Local roundabouts bring about safety concerns

At a new, three-lane roundabout constructed in August at Homer Watson Boulevard and Block Line Road, the Waterloo Region Record reports 26 collisions have taken place, including one this past Saturday. An incident in early October, which led to a St. Mary’s High School student being hit by a bus at the roundabout, has raised additional concerns about implications for pedestrian safety.

“Students have felt rather unsafe crossing there,” said Joan Grundy, a vice principal at St. Mary’s High School.

Grundy has noticed that the size and complexity of the roundabout, which differs from other one or two lane roundabouts that populate the region, has caused some confusion for drivers. She said, “[The drivers are] fairly occupied with going through it safely as a vehicle and so some of the observations I’ve made is that at times they’re so focused on that, that they’re not as in tune with the fact that people could also be crossing at the crosswalk part of that.”

Kathy Kocevar, who is a yard duty supervisor at Blessed Sacrament Catholic Elementary School, claimed, “I don’t feel very safe going through.”

Kocevar added, “I think it does pose a danger because I don’t think drivers take the roundabout seriously and they don’t know how to particularly drive through the roundabout, even though there’s been so much education shown on how to drive.”
The Region of Waterloo has already evaluated some measures to increase safety in the roundabout, including reducing the speed limit, providing additional education and moving the location of roundabout signs.
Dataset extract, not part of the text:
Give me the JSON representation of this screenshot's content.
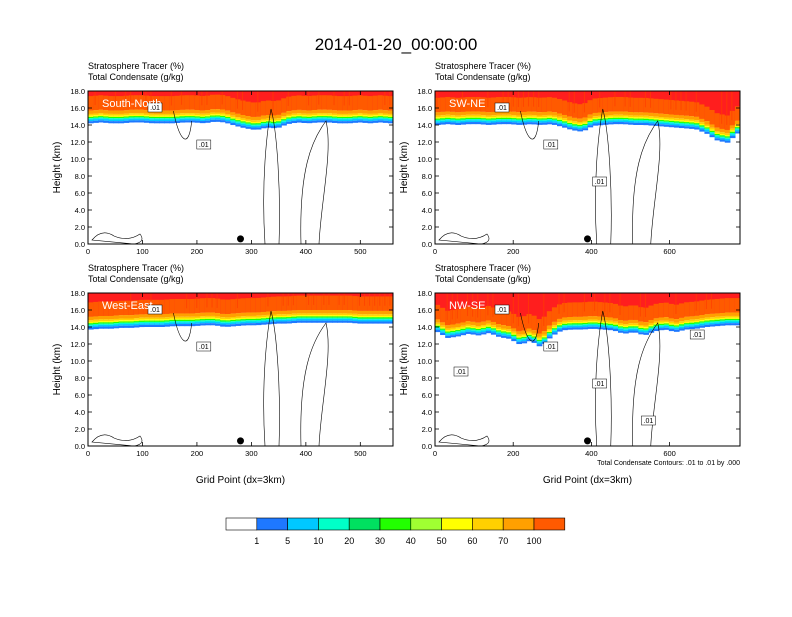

Thomas Schmidt, the Region of Waterloo commissioner of public transportation and environmental services, attributed some of the issues so far to a “learning curve.” Schmidt said, “People do take some time to get used to where it is, the location of it and how to drive through it, and we’ve seen that in others.”

Despite the high level of collisions that have taken place so far, he explained, “One of the things about roundabouts, they are actually inherently safer than signalized intersections and that’s what I think a lot of people aren’t getting.” Collisions at large signalized intersections, he said, tend to be more severe and occur more commonly than in roundabouts.

However, this isn’t satisfying many parents and students who remain concerned about their ability to cross safely. A protest organized by St. Mary’s students on Oct. 17 called for an overhead walkway to be put into place.

Schmidt anticipated, “The cost is high, it’s probably around two million dollars to put an overhead walkway in.”

He also acknowledged that it could potentially create a more dangerous situation for pedestrians, if some should choose not to use the walkway. “You’ve now created a situation where drivers no longer expect anyone to cross at that point, because they’re all using the overhead pass, and then someone doesn’t,” Schmidt said.

“I think we … know, that realistically, yes, some people will use the pathways, and after awhile some won’t.”

Grundy believes that an overhead walkway would in fact be well-used by students. She commented, “My sense is that we’ve got great kids here. I wouldn’t be so quick to say our students wouldn’t use it, quite honestly.”
Regional Council meets on Wednesday night to discuss the future of the roundabout and potential ideas for increased safety.